One thing must be borne in mind – a composer’s inspiration is not in the least affected by the process of composition; even a process as apparently laborious as Beethoven’s. Much nonsense has been written about inspiration – that a composer ought to write down everything on the spur of the moment, conceive a symphony in a flash and never rest until the score is completed. True, there have been those who could work like that; Mozart must often have done so and Schubert certainly did. But Beethoven’s inspiration came before he put anything on paper and he caught it fixing it in his mind by the few rough scrawls of melody in a sketchbook. These scribblings would be enough to recall the sense of it to him. Everything he did after that was merely clearing away the rubbish obscuring the thought and whether or not there was much work to be done on it made no difference to the beauty of the original inspiration. Look at, for instance, the growth of the tune which forms the splendid central movement of the Eb piano concerto. In the first rough sketch, Beethoven evidently felt the commonplace fussiness of the first bar to be an interference with his thought because in the next sketch he tried to give it more dignity by expanding it to two bars. However, this deprived him of the beautiful rise of the fourth in the second bar and made him also abandon the corresponding drop of a sixth in order to make the fourth bar balance the rhythm of the first two bars. But both these things were essential parts of his thought which he could not discard – they had to return. So, in the next sketch, he gave up the dotted rhythm and adopted a calmer beginning which secured once more the rising fourth and in this only one note, the first, had to be altered eventually to D# in order to secure the perfect poise he wanted. Evidence that this was Beethoven’s true method can be found in other aspects of his sketching.

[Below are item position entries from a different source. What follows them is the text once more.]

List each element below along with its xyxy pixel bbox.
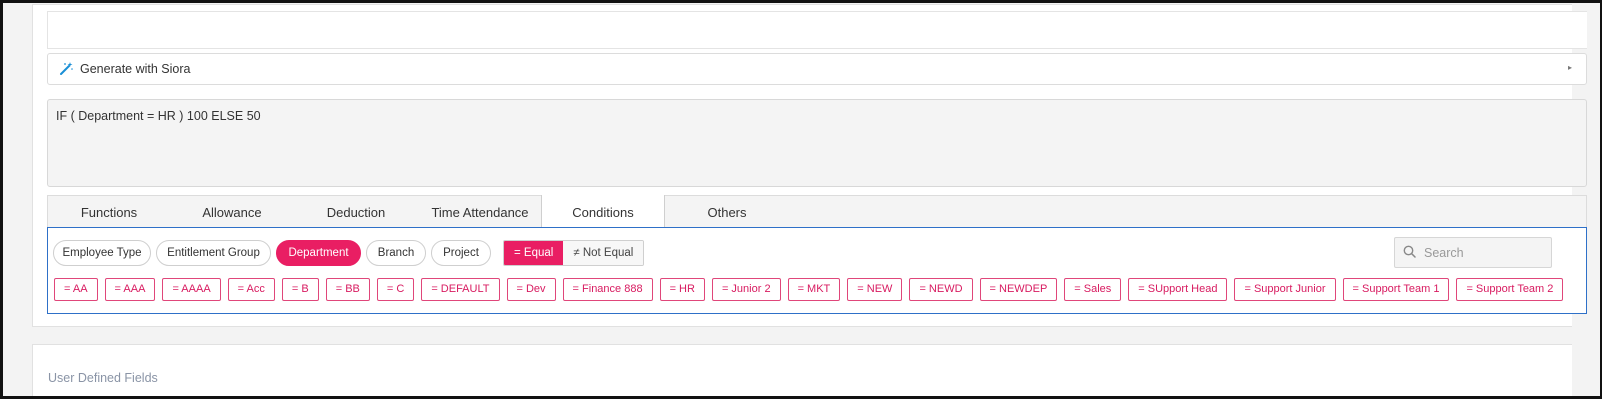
user-defined-fields-title: User Defined Fields [48,371,158,385]
formula-card: Generate with Siora ▸ IF ( Department = … [32,4,1587,327]
value-tag[interactable]: = SUpport Head [1128,278,1228,301]
chevron-right-icon[interactable]: ▸ [1568,63,1572,72]
tab-deduction[interactable]: Deduction [294,196,418,229]
tab-others[interactable]: Others [665,196,789,229]
formula-text: IF ( Department = HR ) 100 ELSE 50 [56,109,261,123]
formula-editor[interactable]: IF ( Department = HR ) 100 ELSE 50 [47,99,1587,187]
value-tag[interactable]: = NEWDEP [979,278,1058,301]
value-tag[interactable]: = Support Team 1 [1342,278,1450,301]
value-tag[interactable]: = Junior 2 [711,278,781,301]
value-tag[interactable]: = B [281,278,319,301]
top-field[interactable] [47,11,1587,49]
value-tag[interactable]: = Acc [227,278,275,301]
value-tag[interactable]: = DEFAULT [421,278,500,301]
magic-wand-icon [58,61,74,77]
not-equal-operator-button[interactable]: ≠ Not Equal [563,241,644,265]
category-tabs: Functions Allowance Deduction Time Atten… [47,195,1587,230]
value-tag[interactable]: = Sales [1064,278,1122,301]
tab-allowance[interactable]: Allowance [170,196,294,229]
filter-entitlement-group[interactable]: Entitlement Group [156,240,271,266]
generate-with-siora-label: Generate with Siora [80,62,191,76]
value-tag[interactable]: = NEWD [909,278,973,301]
filter-department[interactable]: Department [276,240,361,266]
value-tag[interactable]: = Finance 888 [562,278,653,301]
value-tag[interactable]: = Support Team 2 [1456,278,1564,301]
equal-operator-button[interactable]: = Equal [504,241,564,265]
search-box [1394,237,1552,268]
search-input[interactable] [1424,245,1544,260]
value-tag[interactable]: = HR [659,278,705,301]
filter-employee-type[interactable]: Employee Type [53,240,151,266]
value-tag[interactable]: = Support Junior [1234,278,1336,301]
operator-toggle: = Equal ≠ Not Equal [503,240,645,266]
value-tag-list: = AA = AAA = AAAA = Acc = B = BB = C = D… [54,278,1564,301]
filter-project[interactable]: Project [431,240,491,266]
conditions-panel: Employee Type Entitlement Group Departme… [47,227,1587,314]
tab-time-attendance[interactable]: Time Attendance [418,196,542,229]
value-tag[interactable]: = AAAA [162,278,221,301]
value-tag[interactable]: = Dev [506,278,556,301]
value-tag[interactable]: = MKT [787,278,841,301]
value-tag[interactable]: = AA [54,278,98,301]
user-defined-fields-card: User Defined Fields [32,344,1572,399]
value-tag[interactable]: = C [376,278,415,301]
search-icon [1403,245,1416,261]
tab-conditions[interactable]: Conditions [541,195,665,230]
value-tag[interactable]: = AAA [104,278,156,301]
tab-functions[interactable]: Functions [48,196,170,229]
value-tag[interactable]: = NEW [847,278,903,301]
generate-with-siora-bar[interactable]: Generate with Siora ▸ [47,53,1587,85]
filter-branch[interactable]: Branch [366,240,426,266]
value-tag[interactable]: = BB [325,278,370,301]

A visitor to his house tells how he saw the unfinished manuscript of the seventh symphony on Beethoven’s table and noted with astonishment that page after page was left entirely blank, the music suddenly continuing in mid flight. This, of course, indicates that the proportions of the work were already clear in the composer’s head and that some parts of it were not yet clarified in detail. To save time and to avoid the risk of losing them altogether, he was able to write the clarified passages in exactly the position where they were due, leaving the correct space to be filled. Beethoven had an infallible rhythmic sense on both small and large scales. The rhythmic structure of a large movement was supremely important to him and very often the sketches show that it is this, rather than the actual notes, that is exercising him. The opening of the Eroica was such a case. The sketches show many different forms of notes in the first two bars, but there are always two bars never a beat more nor less. The sketches also give the lie to the suggestion that his music is an accurate reflection of his personal life and moods. He often worked on two contrasting pieces at the same time – for example the fifth and sixth symphonies.

These contrasts were, I feel, a necessary part of his creative process and indeed inevitable because of his working method. This is demonstrated in the sketchbooks where sometimes the changes in mood of the music was vary rapid indeed. For example a sketch for the Piano Sonata Op 28 shows three bars of the slow movement, a sad and delicate one in D minor and then, almost with the same stroke of the pen, he went on to a sketch for the exuberant finale. It is obvious from the layout of the sketches that these were written in a single draft. Following these there is a further idea for each of the movements; some more sketches for the slow movement and two for the finale. I cannot accept that Beethoven’s mood swings were as rapid as the changes of mood in the sketches. However, at the same time, it must not be said that the opposite is equally untrue. Evidence exists to show that extra-musical factors in Beethoven’s life did have some effect on his output but that is another story. Beethoven’s sketchbooks show that he had very unusual and often extremely complicated composing habits. He left more drafts and sketches than any other composer of his day and through them not only does one learn about the art and craft of composition in general but also about the character of Beethoven himself and the music he created.